3D animation, 7-minute loop, 4K
07:00 min
Edition of 3 + AP

PROCESSING HISTORY by Claudia Hart uses the temporal reality of the human body, where cells are born, grow, die, and then are replaced in a cycle renewed every seven years. This biological time clock has been used to frame a historical clock to reflect on change and the passage of time.

To do this, PROCESSING HISTORY traces the history of Chicago Modernism by tracking its decorative arts, as subdued Victorian poster art slowly morphs into the punchy graphics of the Roaring Twenties. Period graphics and architectural decorations are used to create animated patterns covering a simulated classical frieze: colossal Caryatids, monumental columns taking female form. Though still found on the facades of Chicago’s Museum of Science and Industry and the entry portal of the Field Museum, these figures were constructed for World Columbian Exhibition buildings, inspired by the Erechtheion, which was built to house the cult of Athena on the Acropolis.

For PROCESSING HISTORY, Hart researched the period between the great fire of Chicago in 1871 and the arrival of Maholy-Nagy there in 1937, when he set up his Bauhaus-inspired school. She collected imagery from vintage Chicago museum posters of music, fashion, and design—from stained glass to architectural decorations. These images were culled from the Internet and from the historical archives of the Chicago History Museum and the Art Institute, where Hart photographed their collections, as well as those of the Driehaus Museum, the Chicago Cultural Center, and other canonical buildings of turn-of-the-century Chicago.

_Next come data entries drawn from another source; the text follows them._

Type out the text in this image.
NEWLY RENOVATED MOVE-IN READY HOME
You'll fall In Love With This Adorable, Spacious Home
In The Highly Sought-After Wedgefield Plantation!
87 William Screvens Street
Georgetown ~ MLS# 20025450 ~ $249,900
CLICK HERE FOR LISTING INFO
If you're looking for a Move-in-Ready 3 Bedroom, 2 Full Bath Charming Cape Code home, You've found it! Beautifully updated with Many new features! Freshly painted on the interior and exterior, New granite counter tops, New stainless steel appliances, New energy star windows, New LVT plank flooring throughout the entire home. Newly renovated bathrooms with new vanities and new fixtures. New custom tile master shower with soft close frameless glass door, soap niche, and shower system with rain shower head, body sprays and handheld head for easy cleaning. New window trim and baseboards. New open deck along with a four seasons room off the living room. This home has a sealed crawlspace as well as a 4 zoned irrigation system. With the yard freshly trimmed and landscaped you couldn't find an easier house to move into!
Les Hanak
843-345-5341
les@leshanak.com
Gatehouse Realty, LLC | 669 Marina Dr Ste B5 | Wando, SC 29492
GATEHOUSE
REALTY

Hart’s photographs were then submitted to digital aging, first by processing them with a dot-screen filter imitating the process of printing and then by pixelating them using the graphic strategy of a computer, each in an exaggerated way. The artist then placed her animated patterns on a timeline by decade, creating unique animated, graphical patterns for each of seven years.

PROCESSING HISTORY subverts the normally linear line of history, replacing it with something irregular to express time as elastic and informed by the terms of both present and future. Using a 3D model of the Erechtheion Caryatids found on the Internet, Hart ran a seven-decade period forward on one caryatid and backwards on the other, both figures standing in an architectural setting covered with algorithmic patterns that "begin" in the middle and then feed back fluidly, to end a moment before they began. An animated virtual sun illuminates the scene, moving backward from dusk to dawn. The animated Caryatids shift and breathe subtly. Sunrise. Sunset.

Production was funded by the Terra Foundation, Chicago.